Dieser durch die Medien hergestellte und befürwortete Mangel an Presse- und Meinungsfreiheit schadet der Gesellschaft. Wenn sich Vielfalt der Meinungen nicht medial abbildet, ist es ein natürlicher Vorgang, dass sich dagegen Protest bildet, dass andere Kanäle gesucht werden. Insbesondere dann, wenn wie im Fall der GEZ-Medien die Gemeinschaft aller verpflichtet ist, die Einseitigkeit der Meinung und den ausschließenden Fokus auf wenige Themen zu finanzieren. Wenn die GEZ-Medien die Publikumsbeschimpfung für ein geeignetes Format halten, kann es nicht erstaunen, wenn sich immer mehr abwenden und in Opposition gehen. Das Modell der öffentlich-rechtlichen Medien als ein gegen Vereinnahmung resilientes Instrument ist gescheitert. Die Corona-Berichterstattung legt das offen. Offener Diskurs, Abbildung einer Vielfalt von Meinungen findet nicht mehr statt.

Resultat ist der zunehmende Protest gegen ARD und ZDF. Dieser Zusammenhang ist unmittelbar ersichtlich, und er ist besorgniserregend. Korrigieren können diese Entwicklung aber nicht die „Corona-Leugner“ und „Querdenker“. Korrigieren kann diese Entwicklung nur der Mainstream selbst, indem er seine ursprüngliche Aufgabe wieder wahrnimmt und echten Journalismus bereitstellt.
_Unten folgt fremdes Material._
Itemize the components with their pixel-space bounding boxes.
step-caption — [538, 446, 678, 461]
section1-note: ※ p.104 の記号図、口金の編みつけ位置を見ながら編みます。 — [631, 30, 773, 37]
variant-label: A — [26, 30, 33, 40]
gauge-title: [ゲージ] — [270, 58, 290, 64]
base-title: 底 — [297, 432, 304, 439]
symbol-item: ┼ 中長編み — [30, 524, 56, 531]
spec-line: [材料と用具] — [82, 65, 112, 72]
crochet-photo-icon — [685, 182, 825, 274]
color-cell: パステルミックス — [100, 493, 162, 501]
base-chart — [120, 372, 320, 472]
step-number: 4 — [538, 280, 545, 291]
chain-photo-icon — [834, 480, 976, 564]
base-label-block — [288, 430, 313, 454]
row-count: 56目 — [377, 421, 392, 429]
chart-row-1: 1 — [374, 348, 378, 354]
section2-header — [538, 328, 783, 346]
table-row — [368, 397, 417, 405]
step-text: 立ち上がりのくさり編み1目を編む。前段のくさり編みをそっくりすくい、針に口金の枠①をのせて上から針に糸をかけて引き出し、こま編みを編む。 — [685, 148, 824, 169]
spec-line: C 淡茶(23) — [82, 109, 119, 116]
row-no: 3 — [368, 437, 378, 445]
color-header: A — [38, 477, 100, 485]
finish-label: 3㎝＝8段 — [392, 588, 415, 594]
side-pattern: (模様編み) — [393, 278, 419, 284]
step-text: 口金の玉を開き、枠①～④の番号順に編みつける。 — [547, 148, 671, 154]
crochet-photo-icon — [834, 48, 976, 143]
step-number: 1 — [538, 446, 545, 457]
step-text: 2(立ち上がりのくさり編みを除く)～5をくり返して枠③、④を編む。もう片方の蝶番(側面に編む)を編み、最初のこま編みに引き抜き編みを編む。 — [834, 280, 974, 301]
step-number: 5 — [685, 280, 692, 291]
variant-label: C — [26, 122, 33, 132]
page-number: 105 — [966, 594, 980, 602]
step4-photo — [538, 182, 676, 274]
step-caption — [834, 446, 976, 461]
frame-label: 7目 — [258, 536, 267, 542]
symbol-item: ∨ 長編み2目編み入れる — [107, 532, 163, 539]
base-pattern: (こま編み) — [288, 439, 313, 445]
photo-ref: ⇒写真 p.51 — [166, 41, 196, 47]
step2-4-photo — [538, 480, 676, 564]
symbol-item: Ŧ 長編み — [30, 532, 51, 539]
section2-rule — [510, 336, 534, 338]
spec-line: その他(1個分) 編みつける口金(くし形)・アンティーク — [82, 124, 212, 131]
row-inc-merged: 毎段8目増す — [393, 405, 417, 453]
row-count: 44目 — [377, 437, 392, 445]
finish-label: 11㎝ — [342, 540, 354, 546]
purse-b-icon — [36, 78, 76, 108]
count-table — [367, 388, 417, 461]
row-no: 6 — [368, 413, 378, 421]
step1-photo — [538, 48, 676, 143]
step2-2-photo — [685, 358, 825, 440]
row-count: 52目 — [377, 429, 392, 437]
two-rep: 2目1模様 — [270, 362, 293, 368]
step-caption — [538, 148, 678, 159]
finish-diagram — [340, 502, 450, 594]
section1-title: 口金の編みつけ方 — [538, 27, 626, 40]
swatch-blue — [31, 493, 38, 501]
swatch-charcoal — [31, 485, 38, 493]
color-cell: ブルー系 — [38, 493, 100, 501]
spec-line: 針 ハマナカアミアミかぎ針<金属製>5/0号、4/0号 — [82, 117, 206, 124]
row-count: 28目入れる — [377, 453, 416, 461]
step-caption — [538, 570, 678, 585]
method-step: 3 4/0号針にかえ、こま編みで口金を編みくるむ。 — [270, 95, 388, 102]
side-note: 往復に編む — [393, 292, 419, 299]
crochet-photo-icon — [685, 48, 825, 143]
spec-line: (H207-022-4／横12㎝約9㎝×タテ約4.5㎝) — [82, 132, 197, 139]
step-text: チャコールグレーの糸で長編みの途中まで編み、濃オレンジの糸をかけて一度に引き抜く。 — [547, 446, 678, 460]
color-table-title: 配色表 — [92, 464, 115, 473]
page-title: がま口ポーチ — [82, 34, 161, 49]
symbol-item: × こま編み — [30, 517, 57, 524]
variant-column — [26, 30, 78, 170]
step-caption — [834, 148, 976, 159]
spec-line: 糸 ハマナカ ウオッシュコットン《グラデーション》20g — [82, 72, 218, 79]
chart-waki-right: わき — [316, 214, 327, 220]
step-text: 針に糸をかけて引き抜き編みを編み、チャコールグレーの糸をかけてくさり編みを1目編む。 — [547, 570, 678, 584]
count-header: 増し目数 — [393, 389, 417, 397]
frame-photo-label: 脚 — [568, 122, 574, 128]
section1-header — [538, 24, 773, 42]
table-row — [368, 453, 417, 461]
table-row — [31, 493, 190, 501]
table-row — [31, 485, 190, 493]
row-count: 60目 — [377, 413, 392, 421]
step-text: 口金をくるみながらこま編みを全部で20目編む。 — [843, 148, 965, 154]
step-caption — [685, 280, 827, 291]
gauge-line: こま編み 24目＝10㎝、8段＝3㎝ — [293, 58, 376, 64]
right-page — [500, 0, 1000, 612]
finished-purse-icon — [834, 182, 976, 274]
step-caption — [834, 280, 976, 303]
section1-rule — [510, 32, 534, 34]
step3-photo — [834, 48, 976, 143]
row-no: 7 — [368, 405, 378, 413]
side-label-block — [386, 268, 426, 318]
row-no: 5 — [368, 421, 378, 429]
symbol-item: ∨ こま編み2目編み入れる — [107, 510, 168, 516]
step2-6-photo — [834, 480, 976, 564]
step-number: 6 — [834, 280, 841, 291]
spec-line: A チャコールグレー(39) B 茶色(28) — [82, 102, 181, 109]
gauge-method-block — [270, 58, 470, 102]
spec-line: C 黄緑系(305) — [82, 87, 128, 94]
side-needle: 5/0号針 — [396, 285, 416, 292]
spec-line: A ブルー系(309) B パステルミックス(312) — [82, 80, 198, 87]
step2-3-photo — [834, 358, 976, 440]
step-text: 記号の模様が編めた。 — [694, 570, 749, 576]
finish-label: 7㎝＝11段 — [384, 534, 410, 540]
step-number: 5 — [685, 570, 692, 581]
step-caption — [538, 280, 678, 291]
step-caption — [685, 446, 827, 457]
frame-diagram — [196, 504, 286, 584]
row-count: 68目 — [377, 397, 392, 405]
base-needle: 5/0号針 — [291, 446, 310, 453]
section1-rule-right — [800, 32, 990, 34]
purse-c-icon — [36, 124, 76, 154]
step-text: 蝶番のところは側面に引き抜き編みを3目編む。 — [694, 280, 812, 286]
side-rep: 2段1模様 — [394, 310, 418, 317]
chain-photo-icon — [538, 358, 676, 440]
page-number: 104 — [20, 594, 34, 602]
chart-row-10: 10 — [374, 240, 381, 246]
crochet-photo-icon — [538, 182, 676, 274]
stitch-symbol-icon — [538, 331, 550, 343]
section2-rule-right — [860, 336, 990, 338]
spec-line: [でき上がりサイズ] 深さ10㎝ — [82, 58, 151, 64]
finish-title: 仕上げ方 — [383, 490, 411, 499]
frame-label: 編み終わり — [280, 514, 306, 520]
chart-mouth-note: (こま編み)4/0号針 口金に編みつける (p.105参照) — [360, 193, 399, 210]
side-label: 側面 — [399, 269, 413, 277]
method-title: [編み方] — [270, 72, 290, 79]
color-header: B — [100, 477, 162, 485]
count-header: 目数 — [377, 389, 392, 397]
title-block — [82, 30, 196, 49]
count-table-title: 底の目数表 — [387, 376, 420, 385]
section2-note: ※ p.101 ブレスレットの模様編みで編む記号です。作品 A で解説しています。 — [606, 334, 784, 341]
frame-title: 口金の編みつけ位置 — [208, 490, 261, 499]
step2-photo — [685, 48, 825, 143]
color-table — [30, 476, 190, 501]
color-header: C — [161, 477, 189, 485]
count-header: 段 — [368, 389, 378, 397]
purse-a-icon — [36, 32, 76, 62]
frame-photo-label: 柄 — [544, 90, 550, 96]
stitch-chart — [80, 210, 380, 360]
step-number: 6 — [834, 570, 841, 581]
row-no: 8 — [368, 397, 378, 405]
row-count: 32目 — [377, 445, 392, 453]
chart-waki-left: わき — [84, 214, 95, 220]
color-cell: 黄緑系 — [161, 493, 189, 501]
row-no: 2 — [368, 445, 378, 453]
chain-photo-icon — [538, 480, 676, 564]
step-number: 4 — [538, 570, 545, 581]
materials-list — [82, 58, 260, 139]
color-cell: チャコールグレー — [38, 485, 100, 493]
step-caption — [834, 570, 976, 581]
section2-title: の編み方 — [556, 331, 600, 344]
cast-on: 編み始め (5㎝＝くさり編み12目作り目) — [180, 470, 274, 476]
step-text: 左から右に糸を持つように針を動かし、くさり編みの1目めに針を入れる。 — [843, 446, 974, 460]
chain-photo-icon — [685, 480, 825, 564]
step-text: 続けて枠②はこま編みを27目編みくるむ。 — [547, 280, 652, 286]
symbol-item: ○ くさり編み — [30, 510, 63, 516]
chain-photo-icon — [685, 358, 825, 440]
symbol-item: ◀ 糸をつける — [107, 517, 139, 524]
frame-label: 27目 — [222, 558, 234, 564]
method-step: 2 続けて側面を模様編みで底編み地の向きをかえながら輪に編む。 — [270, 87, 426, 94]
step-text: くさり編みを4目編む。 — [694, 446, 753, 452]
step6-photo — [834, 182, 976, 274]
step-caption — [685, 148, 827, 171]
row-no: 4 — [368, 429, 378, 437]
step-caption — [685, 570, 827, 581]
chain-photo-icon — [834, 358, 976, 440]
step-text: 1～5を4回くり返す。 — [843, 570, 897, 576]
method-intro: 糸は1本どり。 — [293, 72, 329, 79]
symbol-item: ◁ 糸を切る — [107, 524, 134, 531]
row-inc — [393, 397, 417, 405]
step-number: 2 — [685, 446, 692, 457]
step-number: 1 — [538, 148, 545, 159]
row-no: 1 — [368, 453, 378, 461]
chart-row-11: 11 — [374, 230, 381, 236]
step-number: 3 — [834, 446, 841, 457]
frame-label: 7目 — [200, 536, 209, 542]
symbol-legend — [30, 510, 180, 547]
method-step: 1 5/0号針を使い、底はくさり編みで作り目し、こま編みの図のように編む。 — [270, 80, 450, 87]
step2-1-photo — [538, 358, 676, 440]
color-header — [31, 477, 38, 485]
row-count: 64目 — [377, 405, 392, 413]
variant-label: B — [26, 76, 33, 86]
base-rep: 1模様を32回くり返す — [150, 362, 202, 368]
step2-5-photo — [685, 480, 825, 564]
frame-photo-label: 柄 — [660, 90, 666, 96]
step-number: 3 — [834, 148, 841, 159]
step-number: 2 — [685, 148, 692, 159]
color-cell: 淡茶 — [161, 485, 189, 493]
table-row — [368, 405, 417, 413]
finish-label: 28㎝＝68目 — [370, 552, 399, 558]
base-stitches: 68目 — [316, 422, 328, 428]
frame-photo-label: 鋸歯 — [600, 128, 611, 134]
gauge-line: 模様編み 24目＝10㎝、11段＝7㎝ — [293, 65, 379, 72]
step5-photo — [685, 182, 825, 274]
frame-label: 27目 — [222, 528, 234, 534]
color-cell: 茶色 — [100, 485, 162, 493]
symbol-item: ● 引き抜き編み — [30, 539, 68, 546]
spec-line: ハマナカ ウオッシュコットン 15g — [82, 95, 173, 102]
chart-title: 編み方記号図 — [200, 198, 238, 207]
Einen Journalismus, der sich wieder um Objektivität bemüht, der der Meinungsbildung dient und nicht Meinung vorgibt, der diskriminierende Sprache vermeidet, der nicht verabsolutiert und das eigene Unwissen aushält und offen kommuniziert, der alle Seiten abbildet und sich nicht in der eigenen Blase verschanzt. Der vor allem aber breit zur Diskussion einlädt. Diese Kehrtwende aber ist aktuell nirgendwo zu sehen. Es fehlen dazu der Wille und das notwendige Reflexionspotenzial. Die Konfrontation wird daher absehbar weiter zunehmen, die Spaltung der Gesellschaft sich weiter vertiefen.